The systematic testing of Peak-MALDI was performed on target plates prepared with spots of E. americana, P. olsonii, and legs from P. manueli. Data collection was performed sequentially, from the default method up to 10,000 laser shots for the first, third, and fifth replicate sets of spots. To control for the potential effect of sample depletion, the second and fourth replicate sets of spots were analysed in reverse, from 10,000 laser shots down to the default data collection settings. The number of laser shots at each raster spot were adjusted to reduce the data collection times at higher laser shot totals.

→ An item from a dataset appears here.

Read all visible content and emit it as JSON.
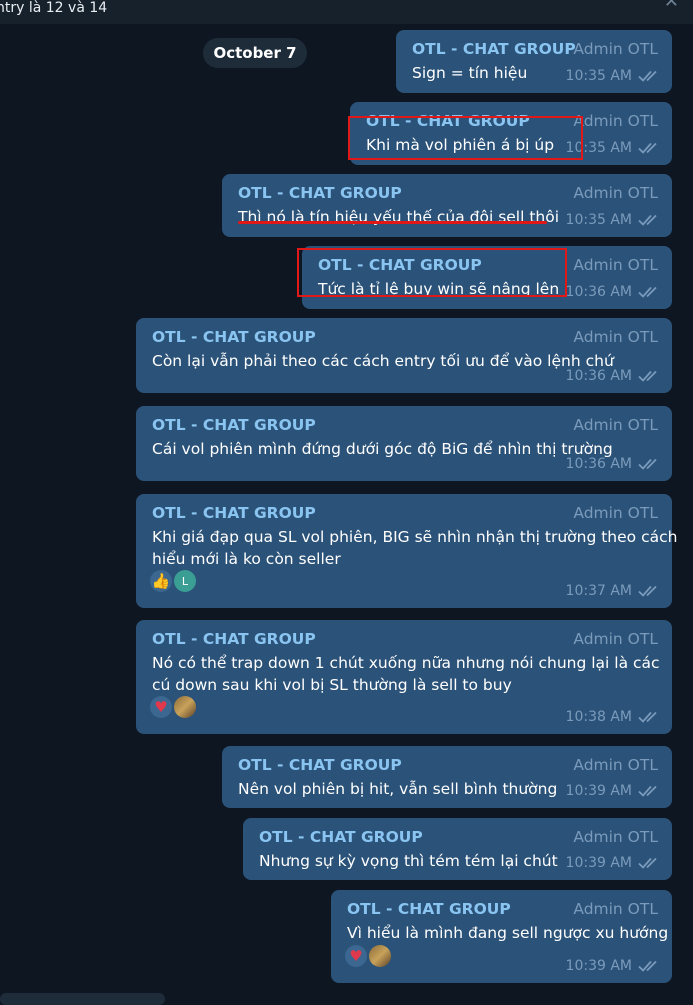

The ratios, of total-laser-shots to laser-shots-per-raster-spot, used were 240:40, 500:50, 750:50, 1000:100, 2000:100, 3000:250, 4000:250, 5000:250, 7500:250, 10,000:250. Any changes caused by varying the number of laser shots per raster were not measured independently of the increased laser shot totals during systematic testing, and therefore possible effects on results were tested separately (Supplementary Figs. 1, 2). It was concluded that this parameter does not inflate results for the measured values, as despite an impact on signal intensity, relative intensities are conserved. Peak information was extracted from the data using FlexAnalysis and was analysed with OriginPro 2022 software. Default Bruker MBT processing parameters were used, which include smoothing with a Savitzky-Golay algorithm with a frame size of 25 Daltons, multipolygon baseline subtraction run twice with a 5 Dalton search window, and peak picking using a spectra differentiation algorithm with a maximum of 100 peaks. The data for each measured category was organized by collection group and laser shot total, resulting in five replicate sets of data, with each set containing five duplicate spot entries, repeated for each total laser shot value. The five duplicate spot results were averaged for each replicate set. The resulting averaged replicates were graphed using OriginPro 2023 software.